Urban gridlock should be an anachronism in today’s world of sleek design, customer data and continual optimization. Yet as any commuter knows, that’s not the case. Fixed workday schedules and driving indignities such as bad weather, car trouble and accidents make driving a challenging experience. Meanwhile, public transportation users must research and navigate their own course using buses, subways and railways, among other travel options.
There has to be a better way in an era of digital transformation. Fortunately, urban planners and IT experts are applying technology to transportation to address decades-long issues that are worsening in an era of accelerating urbanization.
In this new model, people connect with technology to become a dynamic human supply chain. Sensors, video cameras, smart vehicles, pervasive connectivity and cloud systems interweave to create connected transportation systems. These systems gather continual updates on real-time traffic and weather conditions to optimize daily people movement. They also enable IT teams to perform analytics on integrated open, public and private data sets to identify accident patterns, predict where fatalities are likely to occur and make changes to street design and other factors to reduce injuries and death. With the Internet of Things and machine learning, traffic will get safer overall.

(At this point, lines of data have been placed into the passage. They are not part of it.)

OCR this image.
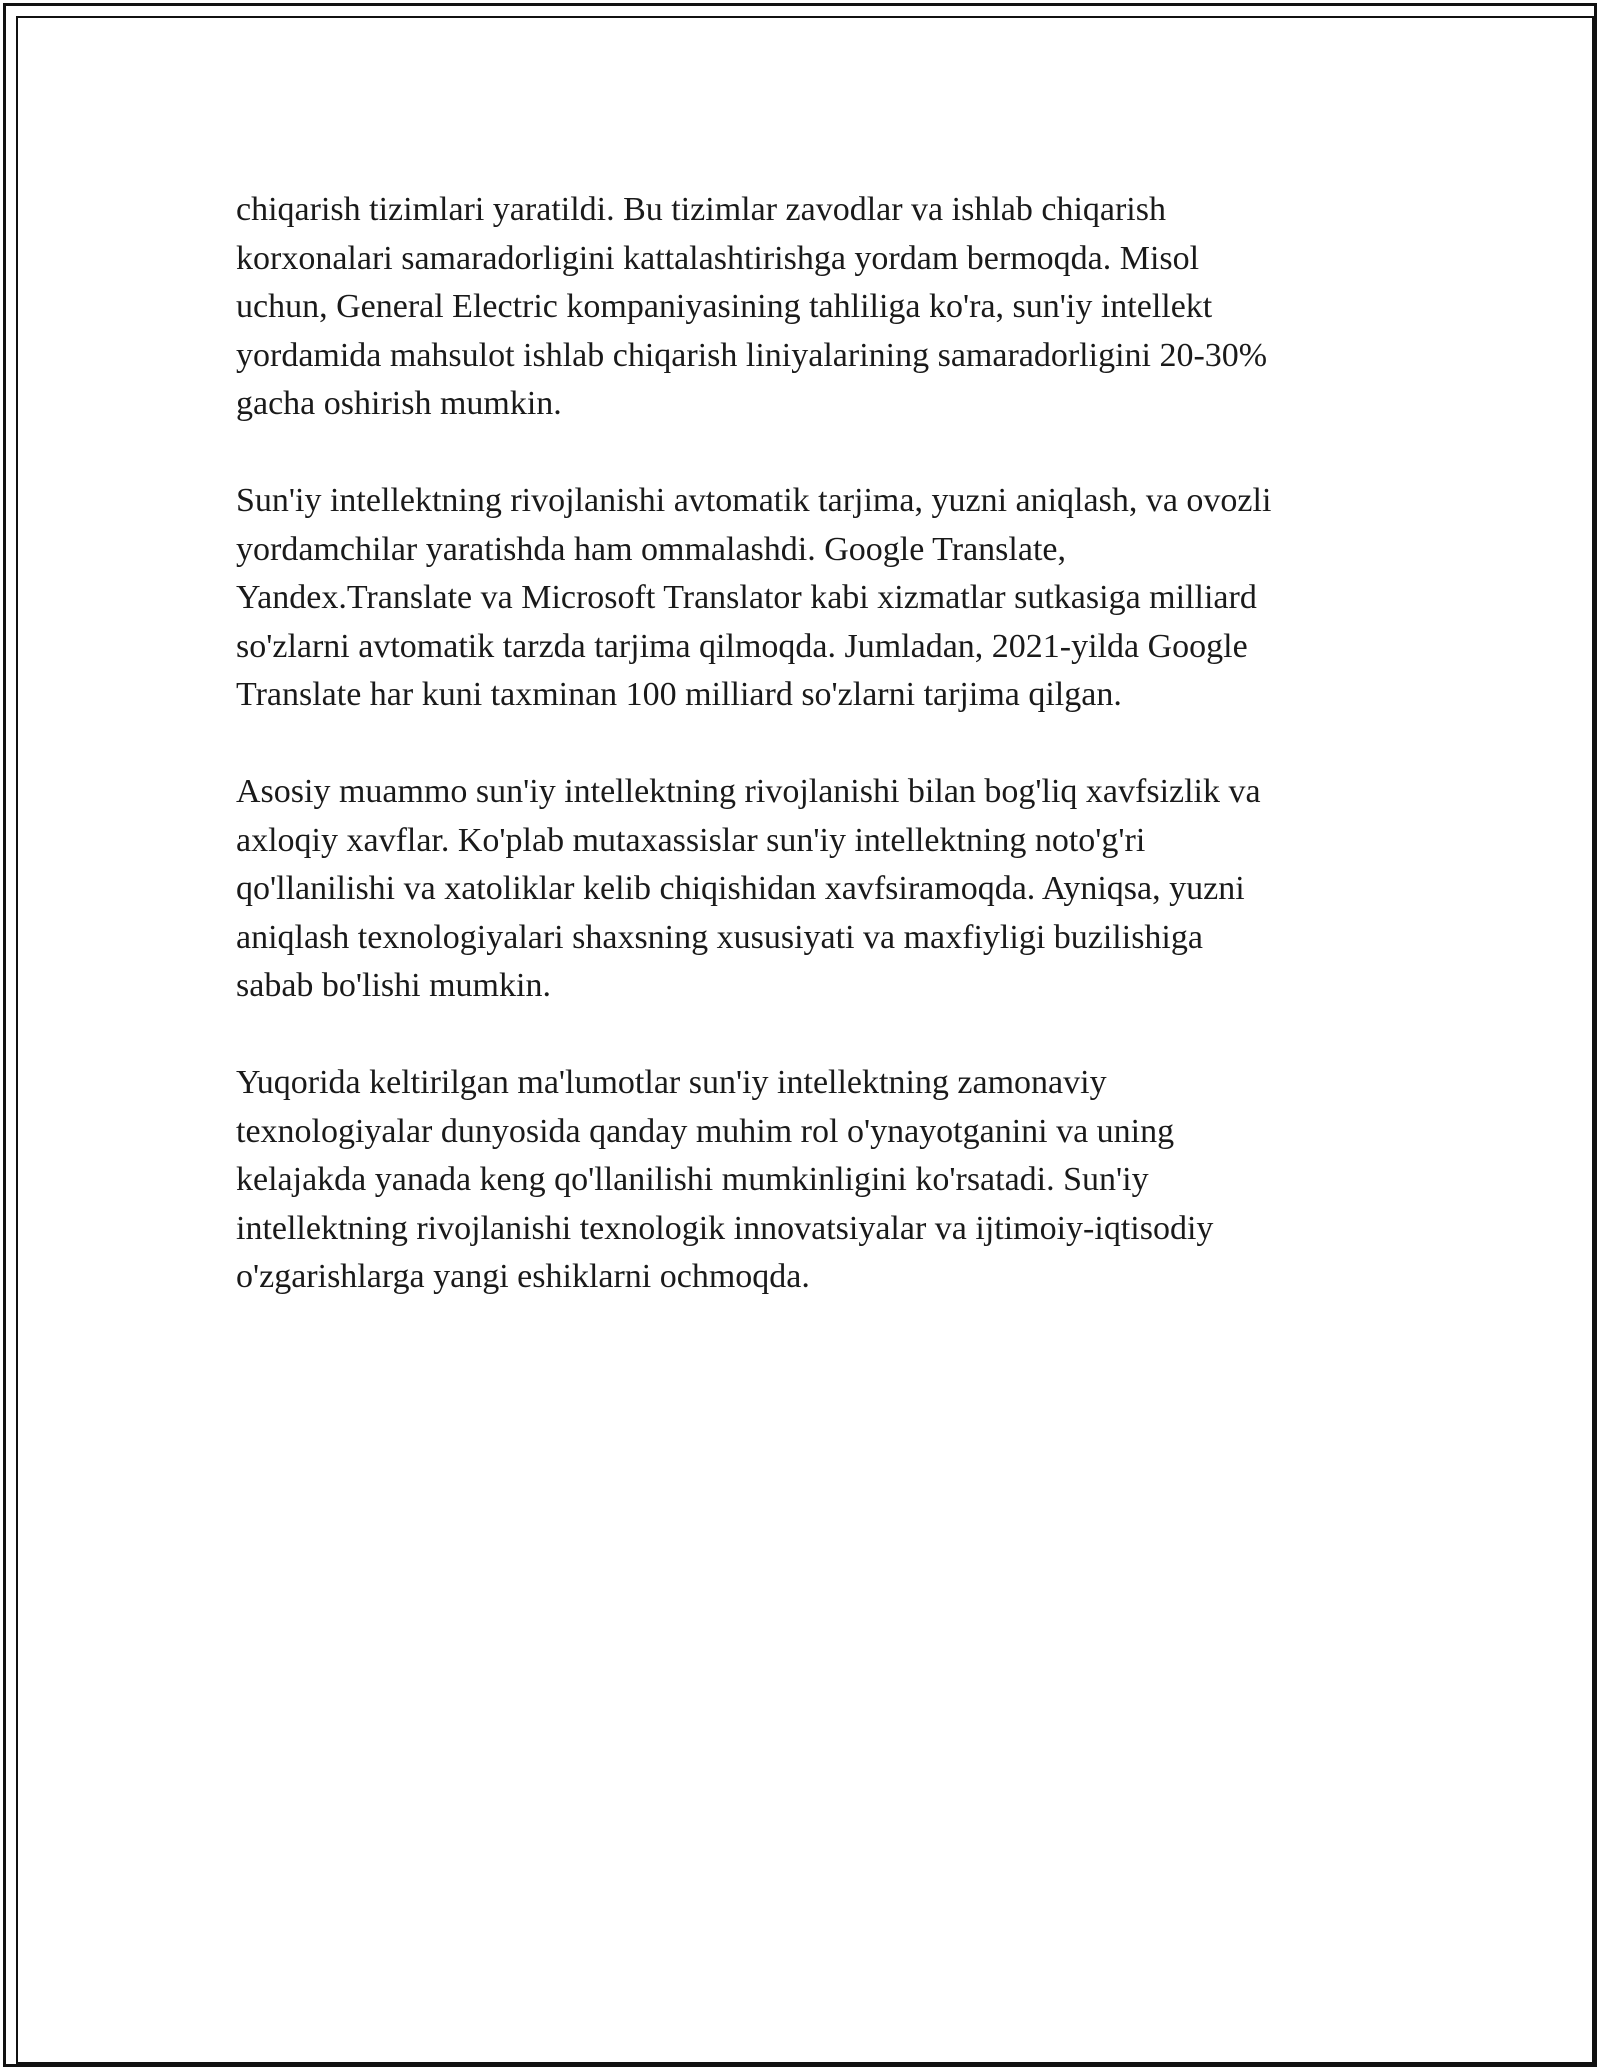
chiqarish tizimlari yaratildi. Bu tizimlar zavodlar va ishlab chiqarish
korxonalari samaradorligini kattalashtirishga yordam bermoqda. Misol
uchun, General Electric kompaniyasining tahliliga ko'ra, sun'iy intellekt
yordamida mahsulot ishlab chiqarish liniyalarining samaradorligini 20-30%
gacha oshirish mumkin.

Sun'iy intellektning rivojlanishi avtomatik tarjima, yuzni aniqlash, va ovozli
yordamchilar yaratishda ham ommalashdi. Google Translate,
Yandex.Translate va Microsoft Translator kabi xizmatlar sutkasiga milliard
so'zlarni avtomatik tarzda tarjima qilmoqda. Jumladan, 2021-yilda Google
Translate har kuni taxminan 100 milliard so'zlarni tarjima qilgan.

Asosiy muammo sun'iy intellektning rivojlanishi bilan bog'liq xavfsizlik va
axloqiy xavflar. Ko'plab mutaxassislar sun'iy intellektning noto'g'ri
qo'llanilishi va xatoliklar kelib chiqishidan xavfsiramoqda. Ayniqsa, yuzni
aniqlash texnologiyalari shaxsning xususiyati va maxfiyligi buzilishiga
sabab bo'lishi mumkin.

Yuqorida keltirilgan ma'lumotlar sun'iy intellektning zamonaviy
texnologiyalar dunyosida qanday muhim rol o'ynayotganini va uning
kelajakda yanada keng qo'llanilishi mumkinligini ko'rsatadi. Sun'iy
intellektning rivojlanishi texnologik innovatsiyalar va ijtimoiy-iqtisodiy
o'zgarishlarga yangi eshiklarni ochmoqda.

Cities around the world are getting “smart” about transportation. Here are three success stories:
Increasing mobility in Miami
Miami is the seventh-most congested city in the U.S. As part of the CityNext initiative, Miami-Dade County government planners are modernizing revenue management with Cubic’s EASY Card system based on the Microsoft Azure platform. Customers can book, route and pay for transportation across bus, train, and bike-share and ride-share services by tapping fare readers with mobile phones or contactless bankcards. Travelers save time, while the system optimizes the flow of 300,000 people each day.

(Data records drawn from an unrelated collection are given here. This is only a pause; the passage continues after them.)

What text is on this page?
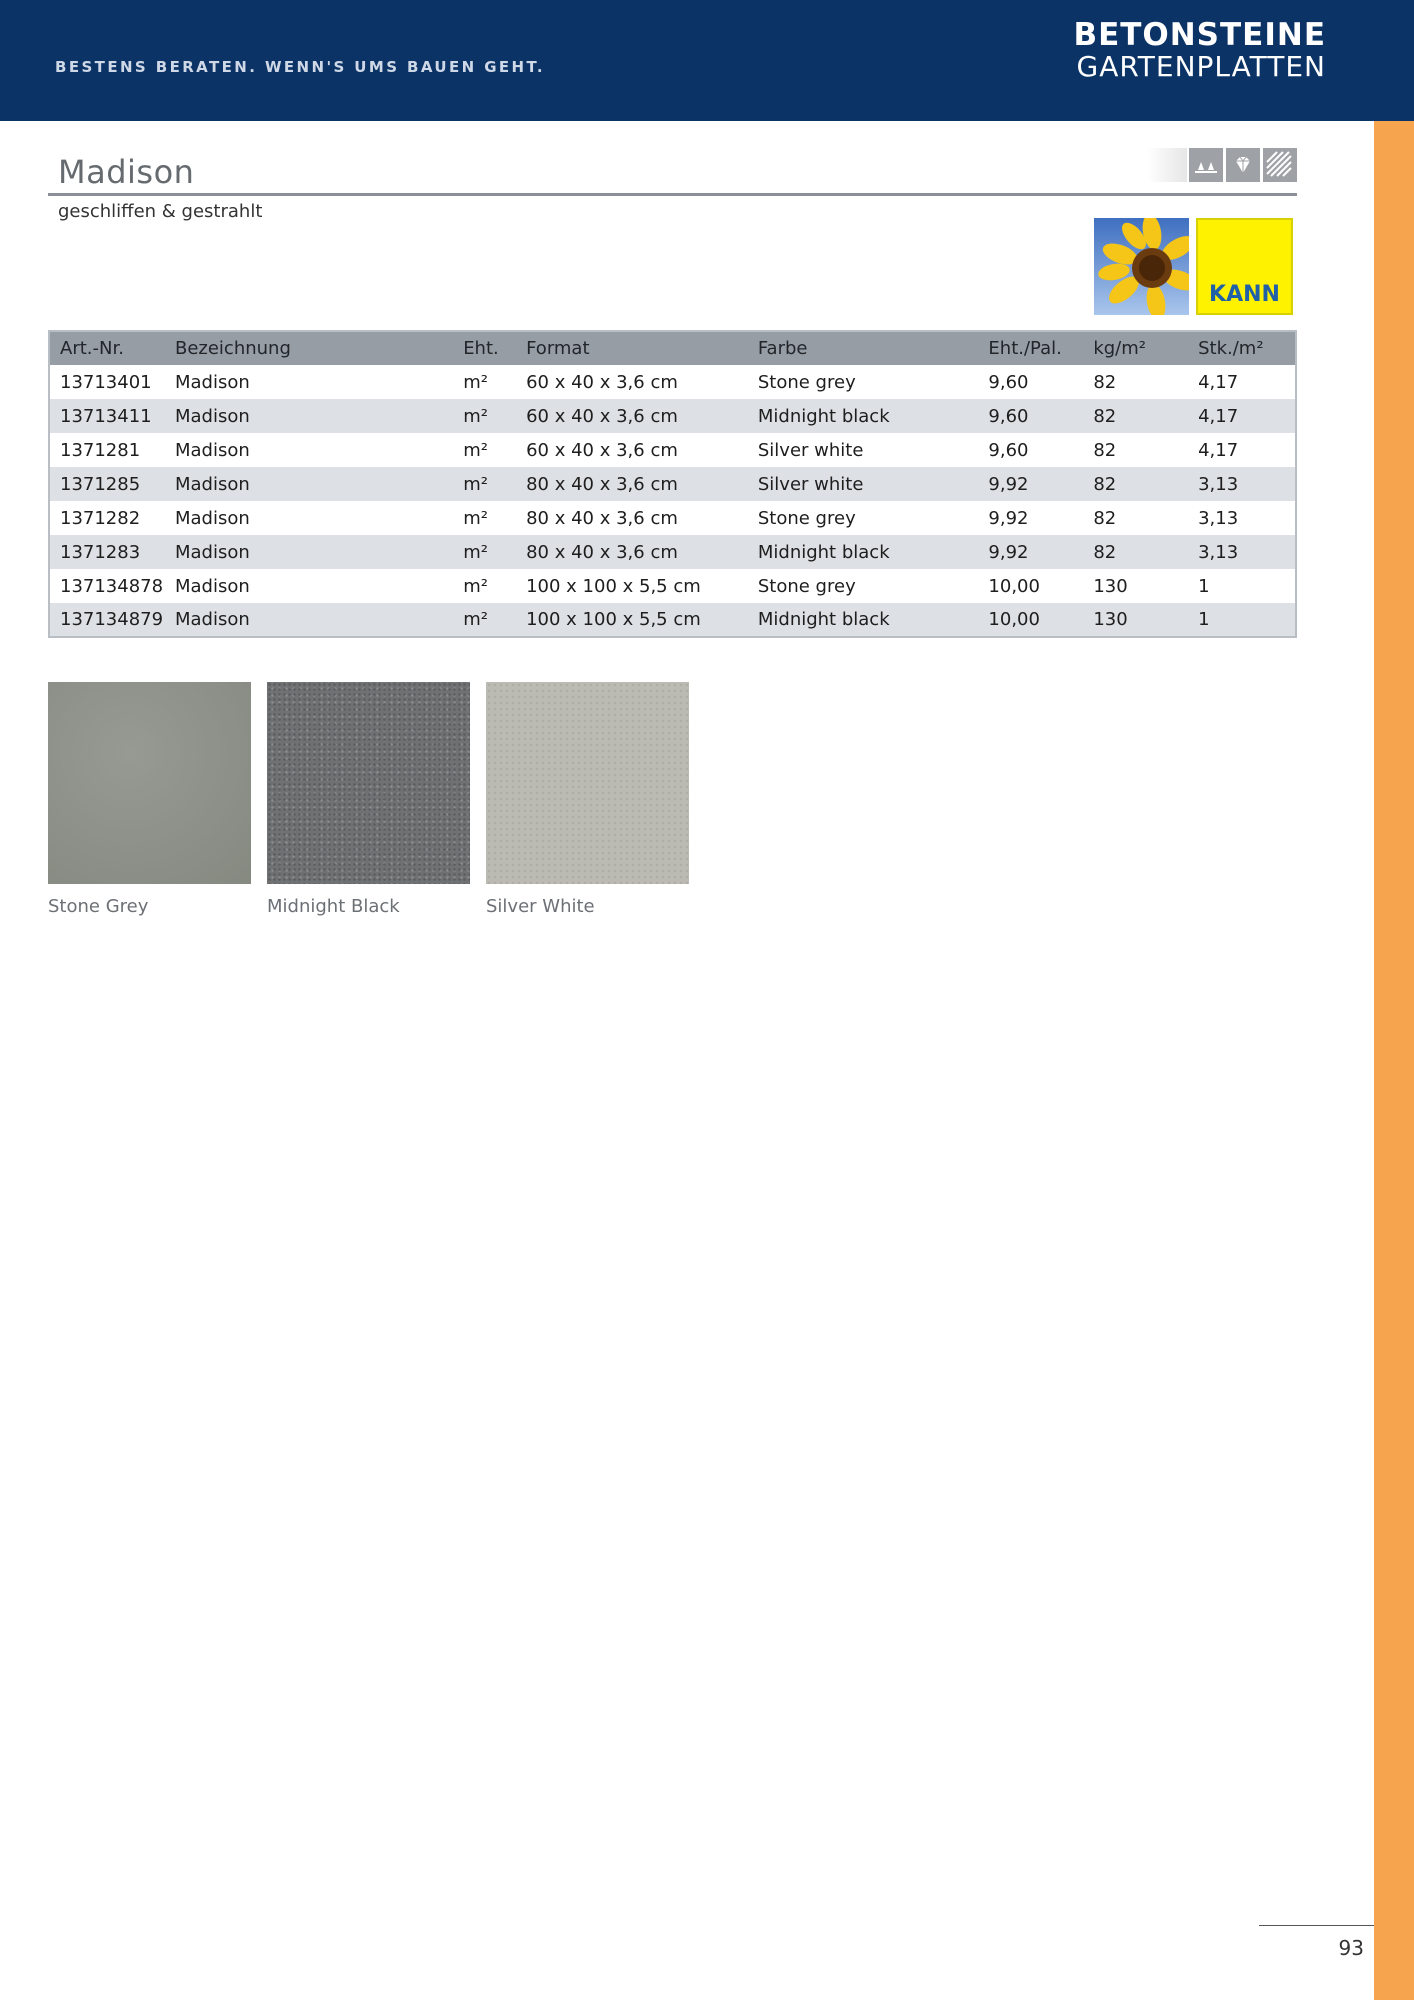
BESTENS BERATEN. WENN'S UMS BAUEN GEHT.
BETONSTEINE
GARTENPLATTEN
Madison
geschliffen & gestrahlt
KANN
Art.-Nr.	Bezeichnung	Eht.	Format	Farbe	Eht./Pal.	kg/m²	Stk./m²
13713401	Madison	m²	60 x 40 x 3,6 cm	Stone grey	9,60	82	4,17
13713411	Madison	m²	60 x 40 x 3,6 cm	Midnight black	9,60	82	4,17
1371281	Madison	m²	60 x 40 x 3,6 cm	Silver white	9,60	82	4,17
1371285	Madison	m²	80 x 40 x 3,6 cm	Silver white	9,92	82	3,13
1371282	Madison	m²	80 x 40 x 3,6 cm	Stone grey	9,92	82	3,13
1371283	Madison	m²	80 x 40 x 3,6 cm	Midnight black	9,92	82	3,13
137134878	Madison	m²	100 x 100 x 5,5 cm	Stone grey	10,00	130	1
137134879	Madison	m²	100 x 100 x 5,5 cm	Midnight black	10,00	130	1
Stone Grey	Midnight Black	Silver White
93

Seeing transportation options in real time
Solving traffic woes is difficult when travelers are in the middle of them. Washington, D.C.-based TransitScreen, powered by Azure technology, aims to minimize the daily strain of commuting. The company displays real-time transportation options on large monitors in city buildings, much as airports display flight information in gate areas. The screens are currently found in 1,000 buildings across 35 U.S. cities, as well as in Dublin, Paris and Toronto. Founder Ryan Croft says that his goal is to reduce commuter dependence on single-occupancy vehicles by promoting greater use of public transportation.

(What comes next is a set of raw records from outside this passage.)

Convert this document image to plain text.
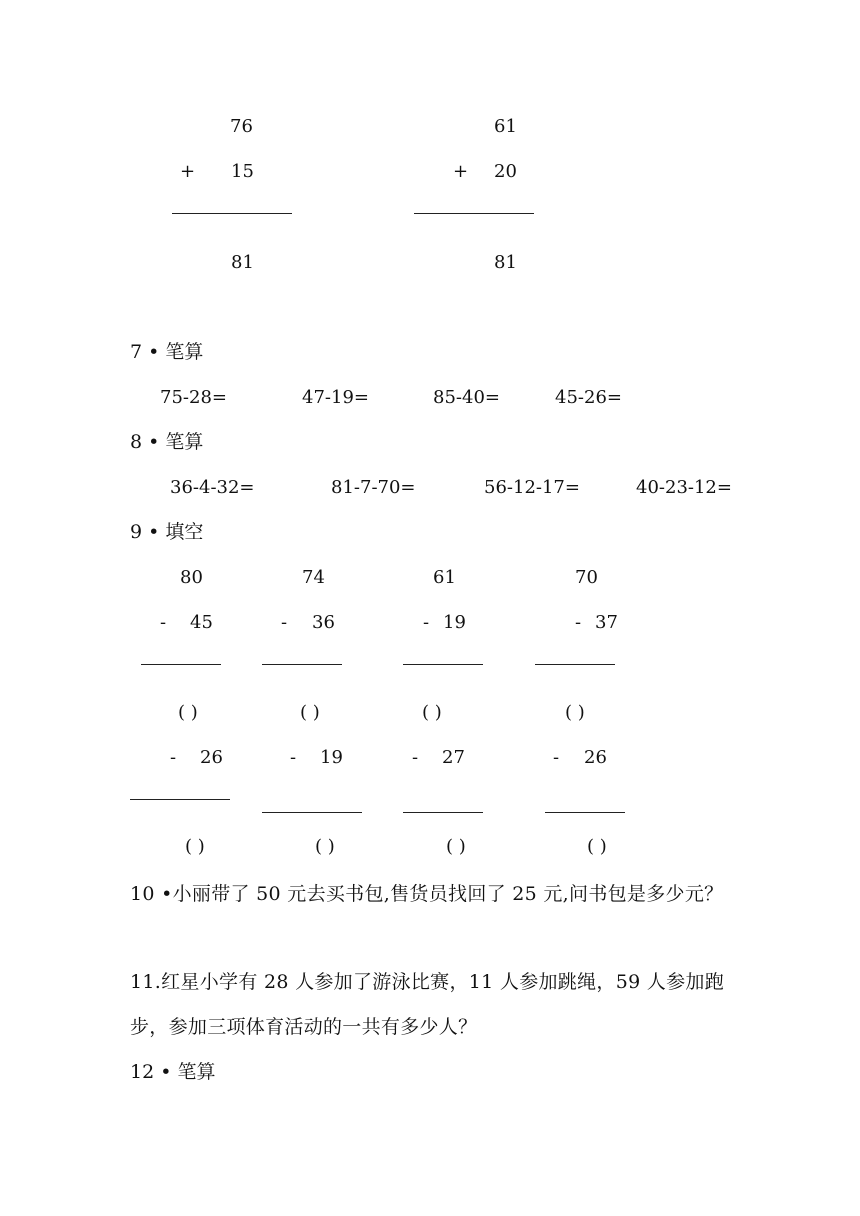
76
+ 15
81
61
+ 20
81
7 • 笔算
75-28=	47-19=	85-40=	45-26=
8 • 笔算
36-4-32=	81-7-70=	56-12-17=	40-23-12=
9 • 填空
80
- 45
( )
- 26
( )
74
- 36
( )
- 19
( )
61
- 19
( )
- 27
( )
70
- 37
( )
- 26
( )
10 •小丽带了 50 元去买书包,售货员找回了 25 元,问书包是多少元？
11.红星小学有 28 人参加了游泳比赛，11 人参加跳绳，59 人参加跑
步，参加三项体育活动的一共有多少人？
12 • 笔算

Charting a course around backups
Auckland, New Zealand, is a city of scenic coastal beauty – and narrow roads. The Auckland Transport agency has built online services and apps based on the Microsoft Cloud to help residents find the fastest route to their destinations, whether they are driving or using buses, trains or ferries. That’s important, because the city’s population is booming, and 800 new cars join the roads every week.